Singapore needs to revamp three industries to ensure they move up the productivity ladder and grow, and on Tuesday, the Government pledged to help them in their climb.
The three laggards are: retail, logistics and construction.
Deputy Prime Minister Tharman Shanmugaratnam, in identifying them, also said that Singapore will be "as aggressive as it takes" to transform them into not only leaner players but also bigger earners.
Their success, he added, would further fuel Singapore's humming economy.
Mr Tharman, who is also the Finance Minister, was speaking at the opening of a key biennial meeting of union leaders, who will spend the next two days outlining the goals of the National Trades Union Congress (NTUC) for the next two years.

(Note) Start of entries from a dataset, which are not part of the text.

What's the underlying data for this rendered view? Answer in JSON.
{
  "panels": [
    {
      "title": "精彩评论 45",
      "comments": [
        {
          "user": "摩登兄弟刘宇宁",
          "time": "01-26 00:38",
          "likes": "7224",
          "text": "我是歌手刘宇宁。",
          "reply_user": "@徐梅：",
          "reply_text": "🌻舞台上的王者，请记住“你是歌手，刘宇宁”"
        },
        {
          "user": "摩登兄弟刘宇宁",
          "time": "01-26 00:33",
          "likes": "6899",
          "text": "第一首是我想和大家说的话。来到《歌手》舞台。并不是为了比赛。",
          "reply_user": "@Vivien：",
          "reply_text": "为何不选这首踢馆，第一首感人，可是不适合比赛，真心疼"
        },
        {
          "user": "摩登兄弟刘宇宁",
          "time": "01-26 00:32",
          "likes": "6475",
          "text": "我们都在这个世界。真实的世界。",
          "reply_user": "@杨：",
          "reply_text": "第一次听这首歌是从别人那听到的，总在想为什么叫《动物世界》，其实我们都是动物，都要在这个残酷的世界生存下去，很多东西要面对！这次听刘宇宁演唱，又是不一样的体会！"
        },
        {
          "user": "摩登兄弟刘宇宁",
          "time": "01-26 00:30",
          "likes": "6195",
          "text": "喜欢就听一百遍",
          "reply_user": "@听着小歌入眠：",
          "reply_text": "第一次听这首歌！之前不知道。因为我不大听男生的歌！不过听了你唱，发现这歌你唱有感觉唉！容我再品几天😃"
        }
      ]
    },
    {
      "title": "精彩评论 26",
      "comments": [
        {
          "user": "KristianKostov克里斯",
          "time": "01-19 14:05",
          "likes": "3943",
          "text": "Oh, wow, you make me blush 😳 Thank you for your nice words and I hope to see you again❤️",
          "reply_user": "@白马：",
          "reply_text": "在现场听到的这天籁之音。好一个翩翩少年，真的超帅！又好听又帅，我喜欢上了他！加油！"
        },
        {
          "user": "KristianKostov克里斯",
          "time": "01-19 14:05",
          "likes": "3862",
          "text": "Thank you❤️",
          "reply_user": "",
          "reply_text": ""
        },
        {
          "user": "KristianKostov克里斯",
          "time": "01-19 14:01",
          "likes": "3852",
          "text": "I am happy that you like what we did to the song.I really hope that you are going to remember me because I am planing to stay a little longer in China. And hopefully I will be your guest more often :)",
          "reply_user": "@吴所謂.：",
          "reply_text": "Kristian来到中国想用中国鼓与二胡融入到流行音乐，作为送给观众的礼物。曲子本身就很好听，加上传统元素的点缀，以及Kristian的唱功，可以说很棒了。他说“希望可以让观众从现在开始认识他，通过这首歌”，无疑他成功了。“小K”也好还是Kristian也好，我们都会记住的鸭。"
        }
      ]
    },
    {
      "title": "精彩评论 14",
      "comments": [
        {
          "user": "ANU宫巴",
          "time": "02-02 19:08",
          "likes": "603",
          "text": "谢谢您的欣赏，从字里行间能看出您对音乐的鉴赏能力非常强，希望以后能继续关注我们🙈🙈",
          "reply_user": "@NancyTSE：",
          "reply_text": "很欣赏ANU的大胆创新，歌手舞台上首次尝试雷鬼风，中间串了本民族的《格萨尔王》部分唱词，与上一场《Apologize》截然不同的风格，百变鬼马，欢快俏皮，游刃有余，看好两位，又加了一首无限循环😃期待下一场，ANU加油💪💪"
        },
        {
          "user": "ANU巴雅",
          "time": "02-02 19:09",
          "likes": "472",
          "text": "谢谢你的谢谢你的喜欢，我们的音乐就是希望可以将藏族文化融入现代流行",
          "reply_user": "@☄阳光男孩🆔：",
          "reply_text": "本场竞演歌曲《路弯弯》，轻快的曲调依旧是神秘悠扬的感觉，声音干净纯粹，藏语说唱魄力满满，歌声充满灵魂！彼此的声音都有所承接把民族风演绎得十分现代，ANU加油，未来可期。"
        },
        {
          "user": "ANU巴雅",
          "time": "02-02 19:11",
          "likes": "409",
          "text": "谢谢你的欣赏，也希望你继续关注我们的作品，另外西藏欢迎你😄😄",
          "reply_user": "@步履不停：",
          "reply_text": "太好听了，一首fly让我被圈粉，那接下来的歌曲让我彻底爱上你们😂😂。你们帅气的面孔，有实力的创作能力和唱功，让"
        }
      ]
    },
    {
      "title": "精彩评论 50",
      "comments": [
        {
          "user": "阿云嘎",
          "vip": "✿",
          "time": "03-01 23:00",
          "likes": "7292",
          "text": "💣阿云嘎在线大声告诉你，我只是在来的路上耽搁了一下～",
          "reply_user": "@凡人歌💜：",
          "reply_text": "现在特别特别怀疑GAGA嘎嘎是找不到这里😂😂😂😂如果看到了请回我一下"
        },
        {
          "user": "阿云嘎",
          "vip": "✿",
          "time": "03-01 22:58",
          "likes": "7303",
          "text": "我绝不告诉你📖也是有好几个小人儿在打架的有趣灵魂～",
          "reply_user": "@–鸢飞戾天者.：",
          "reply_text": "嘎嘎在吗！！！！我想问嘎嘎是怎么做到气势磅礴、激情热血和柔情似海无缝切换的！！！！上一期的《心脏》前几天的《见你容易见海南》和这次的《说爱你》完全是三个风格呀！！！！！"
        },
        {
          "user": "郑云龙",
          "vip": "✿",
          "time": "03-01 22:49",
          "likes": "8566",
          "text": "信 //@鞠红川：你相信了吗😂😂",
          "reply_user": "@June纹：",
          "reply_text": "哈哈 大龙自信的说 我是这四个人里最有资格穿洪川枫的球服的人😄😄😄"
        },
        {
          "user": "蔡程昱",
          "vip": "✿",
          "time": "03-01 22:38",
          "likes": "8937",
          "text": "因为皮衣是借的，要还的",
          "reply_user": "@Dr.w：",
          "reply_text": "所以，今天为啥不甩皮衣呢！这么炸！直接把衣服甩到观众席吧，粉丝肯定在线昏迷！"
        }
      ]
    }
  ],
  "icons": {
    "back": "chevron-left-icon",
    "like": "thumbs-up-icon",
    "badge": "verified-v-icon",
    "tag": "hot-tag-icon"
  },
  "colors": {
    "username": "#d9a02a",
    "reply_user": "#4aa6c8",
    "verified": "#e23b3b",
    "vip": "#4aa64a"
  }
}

Using a chart, he showed that the changes in store are grounded in a strong foundation.
Singapore's job and income growth in recent years has defied the trend of high unemployment and falling income levels seen in major economies such as the United States and Japan.
In the last five years, Singapore's cumulative real median household income grew by 17.7 per cent while its jobless rate this year is 3 per cent.
In contrast, the US unemployment rate is 7.6 per cent and real median income fell 8.3 per cent.
Singapore, however, cannot rest on its laurels. It needs to continue to grow and ensure that the expansion benefits all Singaporeans. Amid the changes, it also has to maintain social cohesion.
Hence the need to improve productivity, Mr Tharman said as he sketched the improvements lying ahead for the three industries.